As I mentioned yesterday, today the plan was to WB a set of 5 ca problems that the students have had in their possession since last Friday. There were to be prepared to present the solution either graphically and or kinematically (that is, using the kinematic equations). Rather that me dictating which method I wanted to see, I let the class decide. Going in to this, I was pretty excited about how I let them decide. I set up a little Senteo (clicker, or student response system) quiz with 5 questions…. well actually, one question asked 5 times. Here it is:
Q: I would like to see the solution to Problem #1 presented : A) graphically B) with the kinematic equations.
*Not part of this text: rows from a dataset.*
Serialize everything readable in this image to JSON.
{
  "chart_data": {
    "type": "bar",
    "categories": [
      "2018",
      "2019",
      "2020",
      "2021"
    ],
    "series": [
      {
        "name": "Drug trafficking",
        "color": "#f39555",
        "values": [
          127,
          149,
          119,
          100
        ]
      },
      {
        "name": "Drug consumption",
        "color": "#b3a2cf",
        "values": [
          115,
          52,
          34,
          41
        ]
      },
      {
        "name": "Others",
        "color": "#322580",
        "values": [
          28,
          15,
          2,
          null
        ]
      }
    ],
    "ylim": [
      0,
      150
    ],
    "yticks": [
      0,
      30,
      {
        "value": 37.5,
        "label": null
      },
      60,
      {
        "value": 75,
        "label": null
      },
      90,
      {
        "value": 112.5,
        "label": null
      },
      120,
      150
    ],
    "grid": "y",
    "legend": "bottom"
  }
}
I ran in anonymous mode to answer the questions, and whichever had the most votes, that was how it was presented. The results you ask? In Mod 1, only 1 of the 5 was presented graphically; in Mod 2 all 5 presented with the kinematic equations; and in Mod 3, again all 5 presented with the kinematic equations. Well, I’m not ashamed to tell you I was a bit surprised. I was betting that most would want to see them graphical solutions, but I was wrong. In mod 3, I threw out my hypothesis to the class. As a teacher, one way to interpret this is so think “Well, they all solved them graphically and are confident in the solutions, but not so sure of the kinematic approach.” As I said that, I saw a several heads nodding. What I should have done is ask a follow-up to each question… “I solved Problem #1 A) Graphically B) using the kinematic equations. Maybe next time.
This was a SLO day. If you are reading this in Wisconsin, you most definitely know what a SLO is. It stands for Student Learning Objective. In an over simplified way, this is a means to document and quantify student learning. The SLO (including a whole bunch of components) gets entered on-line. I do not have an issue with the process. I have always thought it is good idea to reflect on one’s practice and to use data to improve it.
SIDEBAR: I DO wish we had been given inservice time to work through the process as we neared our due date.
So, you might be wondering what we used as our SLO. We decided to go with the theme of understanding kinematic graphs. One of the reasons is because this is always tough for students. Another reason is that the timing is right. We are just getting ready to start our kinematic units with the general kids. A final reason is that it is easily quantified. We are using the TUG-K (Test of Understanding of Graphs in Kinematics). I have read about the TUG-K but have never given it to a class (I have been using the FCI for a long time). The TUG-K was developed by Robert Beichner at the University of North Carolina. It is very well researched which is another positive. The version we gave was 20 questions and my class average was 6… so lots of work to do, no surprise there. I’m looking forward to 5 or 6 weeks down the road when we give the TUG-K again. Not only to see the improvement, but also as a way to evaluate my instruction. Did what I choose to do help the students grow in their understanding of these graphs?
SIDEBAR: The way we administered the test was pretty cool and was made possible by Joe Connelly,(you should follow him on Twitter) a colleague I met through the Phox Valley Physics and Physics Share Group (@PhoxShare). Joe has put in a huge amount of work so that members of our share group can give a wide variety of concept tests in a secure, password protected online environment.
I’m looking forward to digging into the spreadsheet of results to see exactly where most students are going to struggle. Two days of Parent-Teacher Conferences coming our way tomorrow and Friday, so maybe I will have some time to start digging!